REINZ to examine data
More should be done to provide accurate data on what is happening in the housing market, commentators say.
Thursday, May 1st 2014, 12:00AM
by Susan Edmunds
Alistair Helm, of website Properazzi, said it seemed that some market participants did not to want to reveal accurate information. “My view is that the loan-to-value rules have had more impact than some people are wanting to admit and it’s making a mockery of the data.”
There was no data available that accurately compared the prices of similar properties over time, he said. “What we’re seeing at the moment is dumb reporting. The institute is saying prices are growing and our members are happy, but no one knows the true figures… It annoys me that they’re not really helping the industry.”
The Real Estate Institute had access to much more detailed information than it produced each month, he said.
“Even without changing any collection process they could today provide far more accurate and valuable information on property prices. One of the fundamental problems with their data reporting is that they aggregate all property types together - be it a one-bedroom unit, a studio apartment, a five-bedroom home or a 20 hectare lifestyle property.”
He said there was no data in New Zealand that accurately compared similar properties’ prices each month.
There are two main indexes used to monitor price movements – Quotable Value’s, which reported nationwide prices up 0.1% over the past three months, and the Real Estate Institute’s House Price Index, which was up 3.4% in March compared to April.
Westpac chief economist Dominick Stephens said neither was giving an accurate indication of what was happening to prices. “The REINZ’s house price index measures average selling prices within each suburb, so it does adjust for where houses are selling.”

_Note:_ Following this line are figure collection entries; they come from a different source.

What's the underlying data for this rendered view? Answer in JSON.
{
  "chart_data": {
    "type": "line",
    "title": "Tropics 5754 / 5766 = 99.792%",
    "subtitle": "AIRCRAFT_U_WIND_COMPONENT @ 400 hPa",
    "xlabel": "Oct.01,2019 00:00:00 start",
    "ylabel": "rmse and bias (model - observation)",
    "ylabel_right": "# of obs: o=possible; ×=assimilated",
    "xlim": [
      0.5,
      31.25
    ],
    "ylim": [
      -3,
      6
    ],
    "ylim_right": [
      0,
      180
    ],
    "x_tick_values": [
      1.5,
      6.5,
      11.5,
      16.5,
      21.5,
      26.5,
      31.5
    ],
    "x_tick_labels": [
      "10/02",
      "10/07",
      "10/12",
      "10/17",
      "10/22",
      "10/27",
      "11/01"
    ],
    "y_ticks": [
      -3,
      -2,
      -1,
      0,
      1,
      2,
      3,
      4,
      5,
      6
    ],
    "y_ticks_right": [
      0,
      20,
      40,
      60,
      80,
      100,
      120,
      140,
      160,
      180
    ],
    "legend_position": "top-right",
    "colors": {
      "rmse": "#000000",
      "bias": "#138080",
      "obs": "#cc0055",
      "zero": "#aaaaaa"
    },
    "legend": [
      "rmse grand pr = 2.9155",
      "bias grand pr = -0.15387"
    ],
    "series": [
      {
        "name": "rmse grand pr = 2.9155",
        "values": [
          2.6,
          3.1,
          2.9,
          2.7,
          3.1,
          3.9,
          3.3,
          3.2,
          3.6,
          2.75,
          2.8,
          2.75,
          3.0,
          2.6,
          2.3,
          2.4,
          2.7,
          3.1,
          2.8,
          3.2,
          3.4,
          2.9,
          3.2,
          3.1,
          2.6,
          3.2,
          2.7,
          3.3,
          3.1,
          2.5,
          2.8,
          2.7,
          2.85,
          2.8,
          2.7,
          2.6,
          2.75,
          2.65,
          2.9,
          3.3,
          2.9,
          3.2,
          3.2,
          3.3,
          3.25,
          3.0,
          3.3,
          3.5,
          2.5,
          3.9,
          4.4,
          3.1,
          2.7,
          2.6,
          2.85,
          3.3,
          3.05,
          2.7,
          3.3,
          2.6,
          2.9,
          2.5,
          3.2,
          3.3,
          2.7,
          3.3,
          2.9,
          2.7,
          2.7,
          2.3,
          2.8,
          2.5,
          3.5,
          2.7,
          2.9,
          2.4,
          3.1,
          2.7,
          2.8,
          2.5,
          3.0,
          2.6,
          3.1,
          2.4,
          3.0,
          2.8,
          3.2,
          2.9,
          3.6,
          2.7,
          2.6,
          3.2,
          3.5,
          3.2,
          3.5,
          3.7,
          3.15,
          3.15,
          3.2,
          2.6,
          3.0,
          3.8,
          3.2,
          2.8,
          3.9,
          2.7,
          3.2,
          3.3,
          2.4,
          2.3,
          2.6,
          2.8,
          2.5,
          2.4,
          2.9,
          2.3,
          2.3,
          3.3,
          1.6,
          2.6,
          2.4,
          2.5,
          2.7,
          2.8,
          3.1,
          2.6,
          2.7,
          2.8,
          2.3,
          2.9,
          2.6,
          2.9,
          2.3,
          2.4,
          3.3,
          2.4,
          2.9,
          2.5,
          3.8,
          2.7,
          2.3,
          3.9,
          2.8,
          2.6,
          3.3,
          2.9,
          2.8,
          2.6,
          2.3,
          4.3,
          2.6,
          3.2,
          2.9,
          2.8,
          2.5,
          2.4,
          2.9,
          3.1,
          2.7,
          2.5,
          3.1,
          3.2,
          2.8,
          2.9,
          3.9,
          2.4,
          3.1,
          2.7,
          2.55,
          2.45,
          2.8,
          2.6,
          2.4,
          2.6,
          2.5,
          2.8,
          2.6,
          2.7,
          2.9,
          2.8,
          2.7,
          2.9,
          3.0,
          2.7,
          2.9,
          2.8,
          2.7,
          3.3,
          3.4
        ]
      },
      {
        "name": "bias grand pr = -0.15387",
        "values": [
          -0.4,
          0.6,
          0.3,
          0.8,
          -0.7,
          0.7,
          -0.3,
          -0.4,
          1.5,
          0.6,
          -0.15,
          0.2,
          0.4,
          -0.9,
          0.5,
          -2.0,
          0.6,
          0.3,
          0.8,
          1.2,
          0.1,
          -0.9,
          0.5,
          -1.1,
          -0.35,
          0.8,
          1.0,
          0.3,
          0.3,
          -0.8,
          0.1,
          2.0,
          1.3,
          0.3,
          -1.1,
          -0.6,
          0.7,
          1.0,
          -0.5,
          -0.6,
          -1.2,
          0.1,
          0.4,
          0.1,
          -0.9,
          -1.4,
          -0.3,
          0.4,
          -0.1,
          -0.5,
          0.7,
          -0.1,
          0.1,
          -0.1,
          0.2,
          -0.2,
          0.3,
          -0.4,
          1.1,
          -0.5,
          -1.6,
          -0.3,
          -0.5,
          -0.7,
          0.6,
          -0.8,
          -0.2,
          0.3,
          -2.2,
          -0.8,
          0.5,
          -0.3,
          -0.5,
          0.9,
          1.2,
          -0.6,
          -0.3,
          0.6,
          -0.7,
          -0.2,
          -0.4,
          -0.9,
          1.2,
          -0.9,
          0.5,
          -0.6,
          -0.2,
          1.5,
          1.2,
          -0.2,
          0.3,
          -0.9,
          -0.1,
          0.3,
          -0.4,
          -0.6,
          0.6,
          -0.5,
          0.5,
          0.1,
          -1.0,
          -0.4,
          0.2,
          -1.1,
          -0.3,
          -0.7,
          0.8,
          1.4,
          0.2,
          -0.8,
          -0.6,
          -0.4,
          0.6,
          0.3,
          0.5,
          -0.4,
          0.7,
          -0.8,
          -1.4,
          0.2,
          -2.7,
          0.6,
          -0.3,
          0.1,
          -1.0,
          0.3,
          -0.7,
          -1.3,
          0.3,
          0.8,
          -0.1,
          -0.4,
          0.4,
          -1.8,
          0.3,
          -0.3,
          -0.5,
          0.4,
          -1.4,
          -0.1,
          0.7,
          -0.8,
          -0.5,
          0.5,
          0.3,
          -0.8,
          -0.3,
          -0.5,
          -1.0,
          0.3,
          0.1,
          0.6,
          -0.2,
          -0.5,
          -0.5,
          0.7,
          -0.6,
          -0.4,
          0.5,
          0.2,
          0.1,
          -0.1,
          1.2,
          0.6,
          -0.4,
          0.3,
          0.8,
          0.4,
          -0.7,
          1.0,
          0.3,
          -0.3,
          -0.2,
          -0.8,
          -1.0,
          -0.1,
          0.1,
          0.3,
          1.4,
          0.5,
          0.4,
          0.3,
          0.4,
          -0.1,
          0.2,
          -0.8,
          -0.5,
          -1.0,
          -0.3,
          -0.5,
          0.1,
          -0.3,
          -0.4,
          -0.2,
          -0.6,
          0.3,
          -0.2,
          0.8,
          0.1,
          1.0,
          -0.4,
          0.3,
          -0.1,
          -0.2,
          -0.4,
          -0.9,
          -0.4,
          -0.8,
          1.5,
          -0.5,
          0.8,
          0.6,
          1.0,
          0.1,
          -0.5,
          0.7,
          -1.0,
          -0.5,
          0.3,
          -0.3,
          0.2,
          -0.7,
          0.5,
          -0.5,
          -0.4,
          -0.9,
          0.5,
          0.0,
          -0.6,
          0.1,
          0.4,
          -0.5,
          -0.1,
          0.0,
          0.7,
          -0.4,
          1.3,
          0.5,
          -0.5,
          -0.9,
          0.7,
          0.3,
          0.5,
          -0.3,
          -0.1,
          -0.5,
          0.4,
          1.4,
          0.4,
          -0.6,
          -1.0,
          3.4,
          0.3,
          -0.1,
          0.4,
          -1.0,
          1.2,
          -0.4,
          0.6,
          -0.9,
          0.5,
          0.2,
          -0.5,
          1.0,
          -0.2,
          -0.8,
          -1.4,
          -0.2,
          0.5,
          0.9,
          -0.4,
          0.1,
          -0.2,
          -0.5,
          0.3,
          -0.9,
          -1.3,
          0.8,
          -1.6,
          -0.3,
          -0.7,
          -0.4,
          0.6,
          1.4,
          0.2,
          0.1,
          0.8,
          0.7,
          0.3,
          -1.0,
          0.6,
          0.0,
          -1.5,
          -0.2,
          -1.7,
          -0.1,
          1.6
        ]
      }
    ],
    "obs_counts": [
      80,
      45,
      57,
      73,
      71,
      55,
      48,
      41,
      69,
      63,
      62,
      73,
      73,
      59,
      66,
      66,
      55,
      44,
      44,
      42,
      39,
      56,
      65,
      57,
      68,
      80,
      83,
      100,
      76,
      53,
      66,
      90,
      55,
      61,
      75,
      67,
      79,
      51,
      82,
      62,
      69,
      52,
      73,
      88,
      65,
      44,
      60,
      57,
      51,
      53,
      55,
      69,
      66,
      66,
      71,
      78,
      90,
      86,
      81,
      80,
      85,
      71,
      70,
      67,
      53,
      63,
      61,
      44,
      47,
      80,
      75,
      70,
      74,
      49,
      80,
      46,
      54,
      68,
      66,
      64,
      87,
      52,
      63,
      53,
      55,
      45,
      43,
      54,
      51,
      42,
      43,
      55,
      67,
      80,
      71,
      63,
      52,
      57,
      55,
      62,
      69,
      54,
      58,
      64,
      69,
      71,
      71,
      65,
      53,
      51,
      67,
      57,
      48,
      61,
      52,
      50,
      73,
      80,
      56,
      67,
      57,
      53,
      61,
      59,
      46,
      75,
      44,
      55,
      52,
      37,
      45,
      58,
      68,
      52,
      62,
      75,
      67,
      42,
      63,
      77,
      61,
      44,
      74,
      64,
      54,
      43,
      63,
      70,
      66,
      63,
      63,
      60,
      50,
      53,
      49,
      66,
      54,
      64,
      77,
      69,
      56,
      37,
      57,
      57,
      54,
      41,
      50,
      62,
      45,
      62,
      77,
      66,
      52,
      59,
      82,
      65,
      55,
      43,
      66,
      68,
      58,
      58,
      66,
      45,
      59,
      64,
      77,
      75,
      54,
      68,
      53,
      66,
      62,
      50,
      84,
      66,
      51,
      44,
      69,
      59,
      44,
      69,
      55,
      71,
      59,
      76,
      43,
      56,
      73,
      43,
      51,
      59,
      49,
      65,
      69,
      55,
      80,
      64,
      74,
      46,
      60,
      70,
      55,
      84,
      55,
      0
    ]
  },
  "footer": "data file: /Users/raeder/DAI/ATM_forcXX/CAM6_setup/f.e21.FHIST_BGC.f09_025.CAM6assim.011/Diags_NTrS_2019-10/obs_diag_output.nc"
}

He said that was normally enough but the loan-to-value restrictions had changed the composition of the market so much, particularly in Auckland, that it did not seem to be giving an accurate reading. “The HPI will be rising faster than the true trend in house prices.”
He said Quotable Index gave better information, comparing sales prices to current valuations, but it was about three months older, because it only records when sales have settled and a technical glitch could have affected its March data.
“Both [indexes] are perhaps not telling us the full story right now.”
REINZ chief executive Helen O’Sullivan said it was possible that there had been some impact on the house price index because of the change in the proportion of sales under $400,000.
“[But] the bigger impact on the HPI in March was that, Auckland, with its higher median prices, increased from being around 30% of the sales to being 36% of the sales. The HPI is not an average,, it is a median, and when Auckland with its higher prices represents a higher proportion of the total of the sales it can have an impact on the HPI measure nationally, even though the component parts didn't increase by the same margin.”
She said REINZ would do some analysis in the next few weeks to see if it could adjust for the possible impact the change in the composition at the lower end of the market was creating.